Alex Kotzky was born in New York City. After a public school education, Kotzky attended the Art Students League on a scholarship in 1941. He also studied at the Pratt Institute. He wanted to become an illustrator and while he was an art student, he answered a newspaper ad for a comic book artist, and started out working with Chad Grothkopf on such features as 'Johnny Quick', 'Sandman', 'Three Aces' and 'Detective Chimp' for National/DC Comics in 1940.
Starting in the following years, Kotzky drew backgrounds for Will Eisner's 'The Spirit', while also working on 'Blackhawk' and 'Espionage'. After war-time he worked on 'Plastic Man', 'Doll Man', 'Kid Eternity', 'Manhunter' and 'Blackhawk' for Quality Comics, from 1946 to 1951.
He then did some horror, western and war work for Ziff-Davis, and by 1954, Kotzky was freelancing and doing illustrations for medical magazines and advertising agencies (Johnstone and Cushing). With Allen Saunders, he did an advertising strip for Philip Morris, called 'Duke Handy'. At the same time he was ghosting newspaper strips like 'Steve Canyon', 'The Heart of Juliet Jones', and 'Big Ben Bolt'.

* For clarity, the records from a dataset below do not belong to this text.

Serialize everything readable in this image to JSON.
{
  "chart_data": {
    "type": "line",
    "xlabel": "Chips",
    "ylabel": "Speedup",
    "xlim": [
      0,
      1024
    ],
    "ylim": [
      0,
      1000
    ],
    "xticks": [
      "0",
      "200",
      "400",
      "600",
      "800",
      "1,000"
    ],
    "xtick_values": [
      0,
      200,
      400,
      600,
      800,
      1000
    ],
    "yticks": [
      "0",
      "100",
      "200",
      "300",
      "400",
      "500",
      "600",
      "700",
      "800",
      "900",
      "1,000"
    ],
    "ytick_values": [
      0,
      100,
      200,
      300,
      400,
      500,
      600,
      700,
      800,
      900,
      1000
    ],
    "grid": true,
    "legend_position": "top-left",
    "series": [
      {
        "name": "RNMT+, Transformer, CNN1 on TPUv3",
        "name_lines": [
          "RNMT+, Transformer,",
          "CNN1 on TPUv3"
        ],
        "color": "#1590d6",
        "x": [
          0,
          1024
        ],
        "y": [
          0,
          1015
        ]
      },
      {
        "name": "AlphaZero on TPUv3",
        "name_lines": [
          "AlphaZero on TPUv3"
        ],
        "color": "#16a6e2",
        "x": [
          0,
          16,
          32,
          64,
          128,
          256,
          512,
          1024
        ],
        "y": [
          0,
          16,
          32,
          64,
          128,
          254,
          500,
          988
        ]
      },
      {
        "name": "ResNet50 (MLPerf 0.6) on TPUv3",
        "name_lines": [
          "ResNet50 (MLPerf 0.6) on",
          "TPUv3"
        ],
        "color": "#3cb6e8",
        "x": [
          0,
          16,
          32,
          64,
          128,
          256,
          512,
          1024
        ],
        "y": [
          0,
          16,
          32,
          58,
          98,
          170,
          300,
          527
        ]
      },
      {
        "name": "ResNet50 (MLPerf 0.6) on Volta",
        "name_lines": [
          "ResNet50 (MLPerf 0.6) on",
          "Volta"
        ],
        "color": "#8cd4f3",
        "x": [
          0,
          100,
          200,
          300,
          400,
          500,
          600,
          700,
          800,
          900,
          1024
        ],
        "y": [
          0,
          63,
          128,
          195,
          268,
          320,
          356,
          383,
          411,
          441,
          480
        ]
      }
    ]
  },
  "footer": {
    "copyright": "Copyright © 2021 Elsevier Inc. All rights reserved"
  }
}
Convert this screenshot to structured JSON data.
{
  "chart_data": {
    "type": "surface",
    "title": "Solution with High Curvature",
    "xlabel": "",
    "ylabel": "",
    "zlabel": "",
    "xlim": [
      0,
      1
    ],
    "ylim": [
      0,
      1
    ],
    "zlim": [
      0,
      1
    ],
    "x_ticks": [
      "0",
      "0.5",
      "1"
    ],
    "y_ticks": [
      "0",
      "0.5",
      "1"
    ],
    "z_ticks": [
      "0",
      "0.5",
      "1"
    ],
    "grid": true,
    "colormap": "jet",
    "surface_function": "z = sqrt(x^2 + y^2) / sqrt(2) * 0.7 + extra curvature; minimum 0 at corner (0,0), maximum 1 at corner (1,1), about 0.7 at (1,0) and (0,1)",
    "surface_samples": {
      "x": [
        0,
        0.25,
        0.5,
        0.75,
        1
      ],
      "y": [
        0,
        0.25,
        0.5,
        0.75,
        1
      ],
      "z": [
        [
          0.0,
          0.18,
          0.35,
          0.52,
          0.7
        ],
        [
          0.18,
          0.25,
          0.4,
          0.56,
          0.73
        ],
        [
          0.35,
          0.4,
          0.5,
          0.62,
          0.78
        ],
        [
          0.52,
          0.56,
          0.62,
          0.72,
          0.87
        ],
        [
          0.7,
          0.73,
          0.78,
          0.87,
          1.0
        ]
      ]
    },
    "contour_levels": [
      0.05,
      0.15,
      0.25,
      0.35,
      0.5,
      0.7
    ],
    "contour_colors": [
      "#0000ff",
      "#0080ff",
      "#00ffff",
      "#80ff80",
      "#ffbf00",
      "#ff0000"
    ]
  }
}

In the late 1950's Kotzky was asked to draw for a new strip project by psychiatrist Nick Dallis for Publishers Syndicate. The strip that developed was 'Apartment 3-G', which made its debut in May 1961. After Dallis died in 1991, Kotzky took over the writing of the strip until his own death on 26 September 1996, in New York City. Kotzky was succeeded by his son Brian, who handed over the strip to Frank Bolle three years later. The strip is still running today, in over 100 newspapers.